The mature stage is the life of a child which is never conscious; we become so abandoned to God that the consciousness of being used never enters in. . . . all consciousness of ourselves and of what God is doing through us is eliminated. A saint is never consciously a saint; a saint is consciously dependent on God.

We are to live for Him in the daily life where no one notices, and that is our truest witness:

The aim is to manifest the glory of God in human life, to live the life hid with Christ in God in human conditions. . . . We are so abominably serious, so desperately interested in our own characters, that we refuse to behave like Christians in the shallow concerns of life.

To know Him. That is the goal of the quest, a goal which can be attained right now in the journey and yet which will never be attained in this life.

I do not presume to pretend that I have ever lost myself in devotion to Him; I know myself too well. But there have been occasions when He has shown me how He moves without my awareness, my reaching to be a faithful witness, my anxious working to show Him and everyone else that I'm really spiritual despite appearances. Now and again, someone has come to me and remarked on some way in which my words or actions have encouraged him, and I have been astounded. It was no work of mine, no thought-provoked attempt. But because He is in me, He graciously moved through me to touch someone's life. And He gets all the glory.

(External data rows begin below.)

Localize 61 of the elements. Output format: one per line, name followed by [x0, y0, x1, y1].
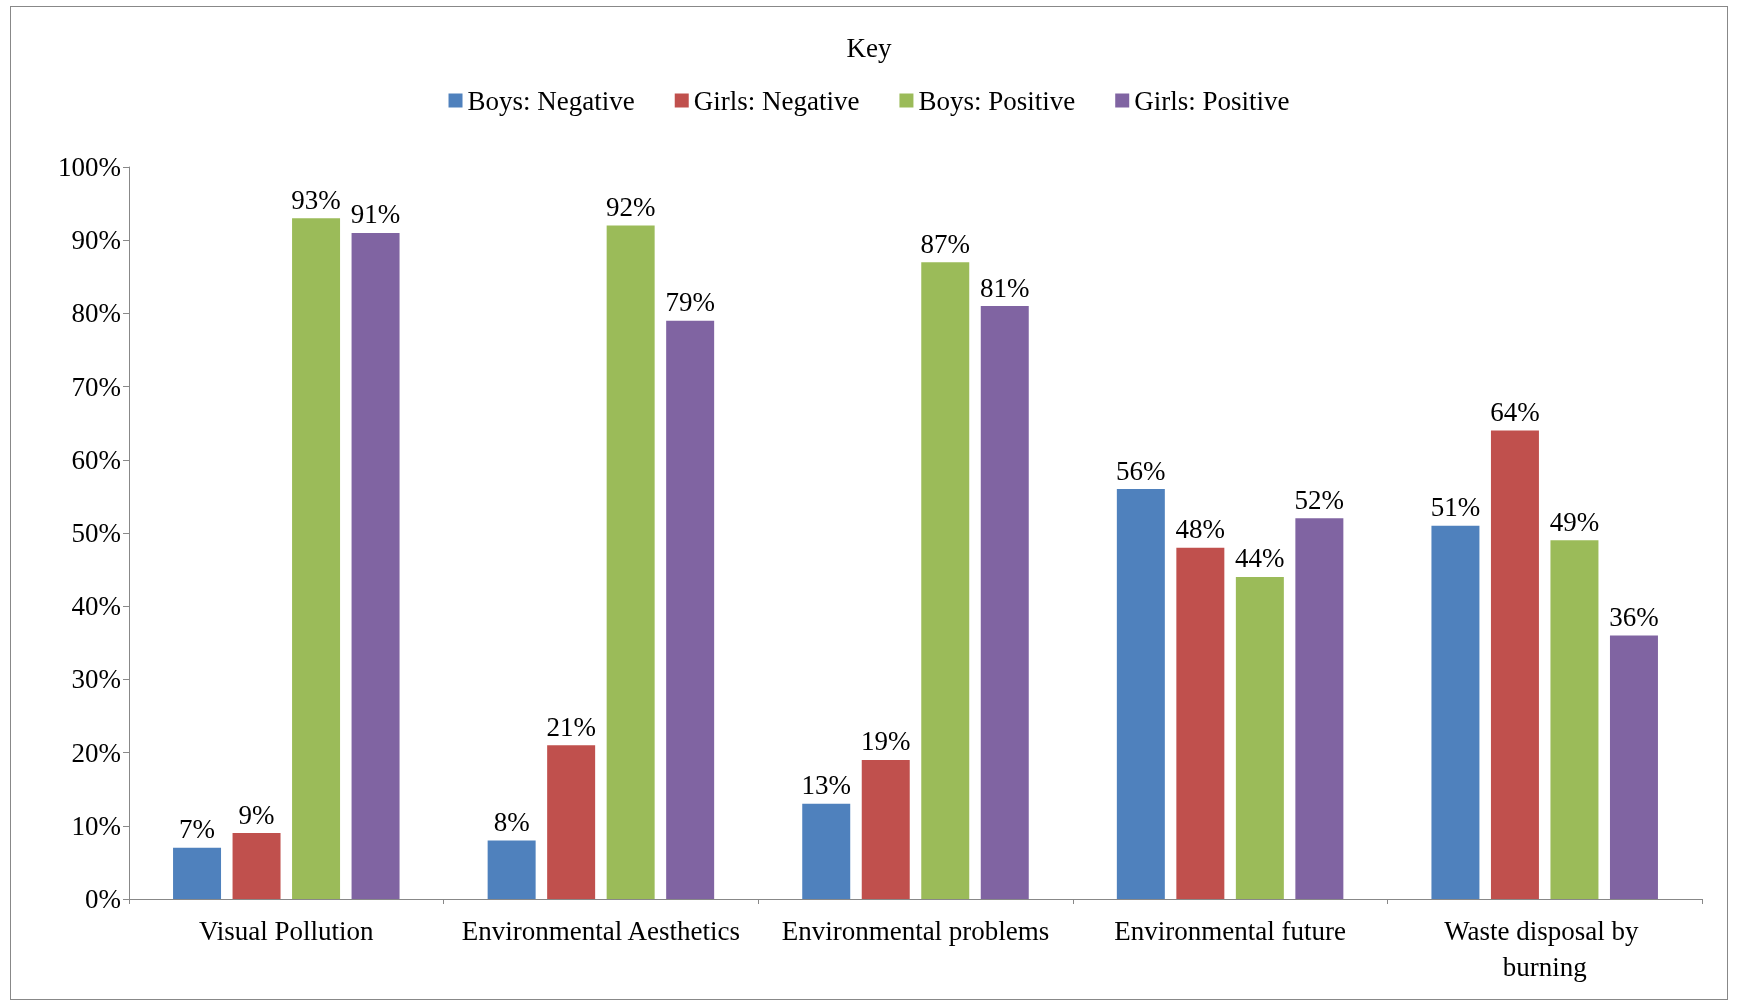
y-tick-label: 20%: [71, 737, 121, 768]
data-label: 48%: [1175, 514, 1226, 545]
x-tick-label: Environmental problems: [781, 916, 1050, 946]
data-label: 36%: [1609, 601, 1659, 632]
data-label: 9%: [238, 799, 275, 830]
y-tick-label: 80%: [71, 298, 121, 329]
legend-label: Girls: Negative: [693, 85, 860, 116]
data-label: 93%: [291, 184, 341, 215]
y-tick-label: 10%: [71, 810, 121, 841]
data-label: 91%: [350, 199, 401, 230]
bar: [921, 262, 970, 899]
legend-label: Boys: Positive: [918, 85, 1076, 116]
data-label: 52%: [1294, 484, 1345, 515]
bar: [1235, 576, 1284, 899]
bar: [292, 218, 341, 899]
y-tick-label: 70%: [71, 371, 121, 402]
bar: [351, 232, 400, 899]
data-label: 79%: [665, 287, 715, 318]
data-label: 13%: [801, 770, 851, 801]
bar: [861, 759, 910, 899]
y-tick-label: 90%: [71, 225, 121, 256]
x-tick-label: Visual Pollution: [198, 916, 375, 946]
data-label: 64%: [1490, 397, 1540, 428]
bar: [666, 320, 715, 899]
bar: [173, 847, 222, 899]
legend-title: Key: [846, 32, 892, 63]
data-label: 7%: [179, 814, 216, 845]
x-tick-label: Environmental Aesthetics: [461, 916, 740, 946]
bar: [1609, 635, 1658, 899]
data-label: 87%: [920, 228, 970, 259]
y-tick-label: 40%: [71, 591, 121, 622]
bar: [1550, 540, 1599, 899]
bar: [487, 840, 536, 899]
data-label: 92%: [605, 192, 656, 223]
data-label: 81%: [980, 272, 1030, 303]
bar: [980, 306, 1029, 899]
y-tick-label: 30%: [71, 664, 121, 695]
bar: [547, 745, 596, 899]
bar: [802, 803, 851, 899]
bar: [1116, 489, 1165, 899]
data-label: 44%: [1235, 543, 1285, 574]
x-tick-label: Environmental future: [1114, 916, 1346, 946]
bar: [1295, 518, 1344, 899]
bar: [606, 225, 655, 899]
data-label: 49%: [1549, 506, 1600, 537]
x-tick-label: Waste disposal by burning: [1444, 916, 1646, 982]
y-tick-label: 50%: [71, 518, 121, 548]
legend-label: Boys: Negative: [467, 85, 635, 116]
legend-label: Girls: Positive: [1134, 85, 1290, 116]
bar: [232, 833, 281, 899]
y-tick-label: 0%: [85, 884, 121, 914]
bar: [1490, 430, 1539, 899]
y-tick-label: 60%: [71, 444, 121, 475]
data-label: 21%: [546, 711, 596, 742]
data-label: 8%: [493, 806, 530, 837]
bar: [1431, 525, 1480, 899]
data-label: 51%: [1430, 492, 1481, 523]
y-tick-label: 100%: [58, 152, 121, 182]
data-label: 56%: [1116, 455, 1166, 486]
bar: [1176, 547, 1225, 899]
data-label: 19%: [861, 726, 911, 757]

I think these have been tiny pictures of what life could be like if I learned to love Him and simply immerse my life in Him. Why is something so simple so difficult to do? Lord, that I could just forget all else and see You, only You.

14 November 2005

November Roses

The fall colors have been nice this year, but not spectacular, with the exception of a few particular trees and bushes. It's been inordinately warm, perhaps more dry than usual; maybe that's the cause. At any rate, while my attention has been caught by an occasional burning bush or bright maple, for the most part it's been an understated autumn. I've missed the color.

Saturday morning I decided I desperately needed to take a walk -- too much sitting while grading, writing, lazing in the exhaustion at the end of a week. My guys were gone somewhere, and I'd gotten a good night's sleep, and I felt almost human again.

So on with the tennis shoes, a jacket because it is, after all, November, even if a warm one, and out the front door.

And there, as I started down the steps -- three deep coral-red roses leapt into sight, taking my breath with their unexpected beauty. One full-opened, at the height of its majesty; one just beginning to show its petals; one a tightly closed bud promising loveliness to come.

Roses in November. What a spectacular gift amidst the otherwise subdued days of a too-busy season.

11 November 2005

Veterans Day

Thank you to both my grandfathers and to my father-in-law. Thank you, Daddy. Thank you, my big brother and my husband. And thank you to my sons-in-law and to my beloved oldest son.

Without you, there would be no peace, no place to write and teach and love and read and worship in freedom unknown anywhere else.

You are my heroes.

May all I do with this freedom you have won and kept for me be worthy of the sacrifices you have made.

I love you. God bless you.

03 November 2005

Aiming for the Chopping Block

I sent a review/essay off today to a journal I've wanted to publish in for a very long time. I'd sent an earlier draft and received good advice, so it will be good to find out how close I've "got" it now.

When I write, I feel fully alive. The first phase is hardest -- getting down on paper what it is I want to say. The striving for clarity, for coherence, for internal logic, for something truly worthy of my time and the time of others . . . Once that is roughly accomplished, my favorite part begins -- making it say that idea how I want it said. Striving now for conciseness without loss of meaning, the telling detail, the most effective syntax, precise diction, making it exactly right -- or as close as a mere human can ever come.

When I write, I learn. Not just about the subject matter, but about myself. How I think, how I work, how I relate to ideas but also how I relate to people. I am reminded of the value of patience and revision, the need to be quiet and listen, to let the work be the focus instead of myself. All of these I need continual lessons in as I try to be a wife, a mother, a colleague, a friend, a teacher.

from Annie Dillard's The Writing Life:

"Who will teach me to write? a reader wanted to know.

"The page, the page, that eternal blankness, the blankness of eternity which you cover slowly, affirming time's scrawl as a right and your daring as a necessity; the page, which you cover woodenly, ruining it, but asserting your freedom and power to act, acknowledging that you ruin everything you touch but touching it nevertheless, because acting is better than being here in mere opacity; the page, which you cover slowly with the crabbed thread of your gut; the page in the purity of its possibilities; the page of your death, against which you pit such flawed excellences as you can muster with your life's strength: that page will teach you to write.

"There is another way of saying this. Aim for the chopping block. If you aim for the wood, you will have nothing. Aim past the wood, aim through the wood; aim for the chopping block."

Writing brings me fully alive, because it connects me as nothing else but childbirth ever has with reality.